Ayende @ Rahien

It's a girl

Reviewing LevelDB: Part X–table building is all fun and games until…

It seems like I have been trying to get to the piece that actually write to disk for a very long while.

image

The API from the header file looks to be pretty nice. I would assume that you would call it something like this:

TableBuilder builder(options,writableFile);
builder.Add(“one”, “bar”);
builder.Add(“two”, “foo”);
builder.Finish();

There are some things that looks funky. Like Flush(), which has a comment that I don't follow: Can be used to ensure that two adjacent entries never live in the same data block.

Oh well, maybe I need to actually read the code first?

And immediately we have this:

image

I think that this explain why you have Flush(), this forces different blocks. Most of the time, you let leveldb handle that, but you can also control that yourself if you really know what you are doing.

There is something called FilterBlockPolicy, but I don't get what it is for, ignoring for now.

Calling Add() does some really nice things with regards to the implementation. Let us say that we are storing keys with similar postfixes. That is very common.

When considering leveldb for RavenDB, we decided that we would store the data in this manner:

/users/ayende/data = {}

/users/ayende/metadata = {}

Now, when we want to add them, we add the first one and then the second one, but we have a chance to optimize things.

We can arrange things so we would output:

0,19,2

/users/ayende/data

{}

15, 9, 3

metadata

{}

Note that for the second key, we can reuse the first 15 characters of the previous entry. And we just saved some bytes on the disk.

Now, blocks are held in memory, and by default they are flushed every 4 KB or so.

Side note: looking at the code, it is really scary just how many times data is copied from one memory location to another in the leveldb codebase.
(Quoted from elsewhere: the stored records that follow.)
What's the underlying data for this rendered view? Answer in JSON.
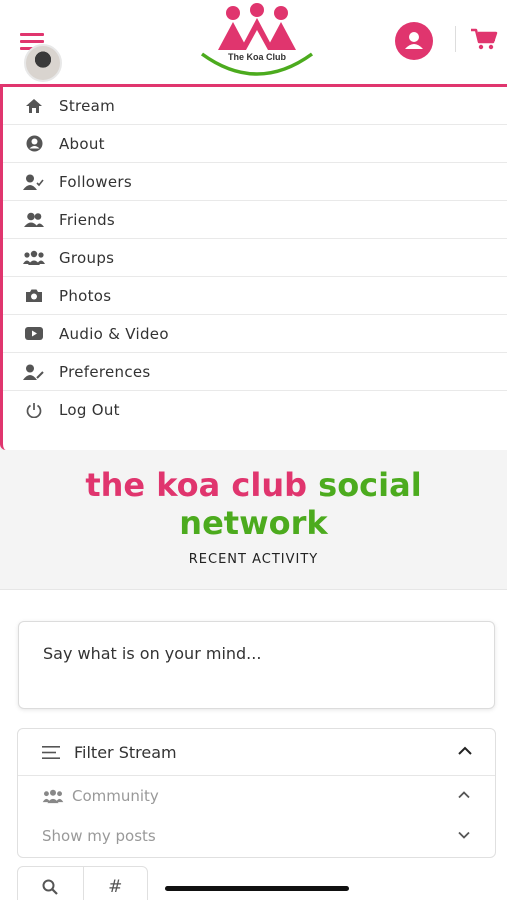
{
  "header": {
    "logo_text": "The Koa Club",
    "brand_color": "#e0356e",
    "accent_color": "#4cab1e",
    "icons": [
      "hamburger-icon",
      "user-avatar",
      "profile-icon",
      "cart-icon"
    ]
  },
  "menu": {
    "items": [
      {
        "label": "Stream",
        "icon": "home-icon"
      },
      {
        "label": "About",
        "icon": "user-circle-icon"
      },
      {
        "label": "Followers",
        "icon": "user-check-icon"
      },
      {
        "label": "Friends",
        "icon": "friends-icon"
      },
      {
        "label": "Groups",
        "icon": "groups-icon"
      },
      {
        "label": "Photos",
        "icon": "camera-icon"
      },
      {
        "label": "Audio & Video",
        "icon": "video-icon"
      },
      {
        "label": "Preferences",
        "icon": "user-edit-icon"
      },
      {
        "label": "Log Out",
        "icon": "power-icon"
      }
    ]
  },
  "hero": {
    "title_part1": "the koa club ",
    "title_part2": "social",
    "title_part3": "network",
    "subtitle": "RECENT ACTIVITY"
  },
  "post": {
    "placeholder": "Say what is on your mind..."
  },
  "filter": {
    "title": "Filter Stream",
    "community_label": "Community",
    "show_label": "Show my posts"
  },
  "tabs": {
    "hash_label": "#"
  }
}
Client code to WriteBatch, WriteBatch to MemTable, MemTable to TableBuilder, etc.

Okay, so now I am pretty sure that I am following what is going on when writing to disk. Still not sure how you search in an SST. The data is sorted, but that looks like it would require multiple seeks .There is metadata & index blocks in there, but I am not quite sure how they would work. Need to read the reader side of things to really get things. Well, I'll do that next time...

Comments

tobi
04/04/2013 11:00 AM by
tobi

This series is like reading "literate programming" piece of code. I really enjoy it.

Chris
04/04/2013 02:23 PM by
Chris

When I count the length of "/users/ayende/", I only get 14.

When you say you can reuse the first 15 characters of the previous entry, do you mean 14 or am I missing something?

Ayende Rahien
04/04/2013 02:25 PM by
Ayende Rahien

Tobi, "literate programming" ? I don't think that I am familiar with the phrase.

Ayende Rahien
04/04/2013 02:26 PM by
Ayende Rahien

Chris, Yes, I looked at the editor to see the length, and it is 1 based, not 0 based.

tobi
04/04/2013 06:20 PM by
tobi

Ayende, it is kind of writing a program in a way that allows it to be read front-to-back. http://en.wikipedia.org/wiki/Literate_programming

Swiss
04/04/2013 03:24 PM by
Swiss

Ayende, literate Programming was introduced by Donald Knuth, a proposal to write code like a book, the code is an integral part of it.

He tought of it as a good book you would read, enjoy and learn from it.

Not Comments in code, but code inside the book.

Comments have been closed on this topic.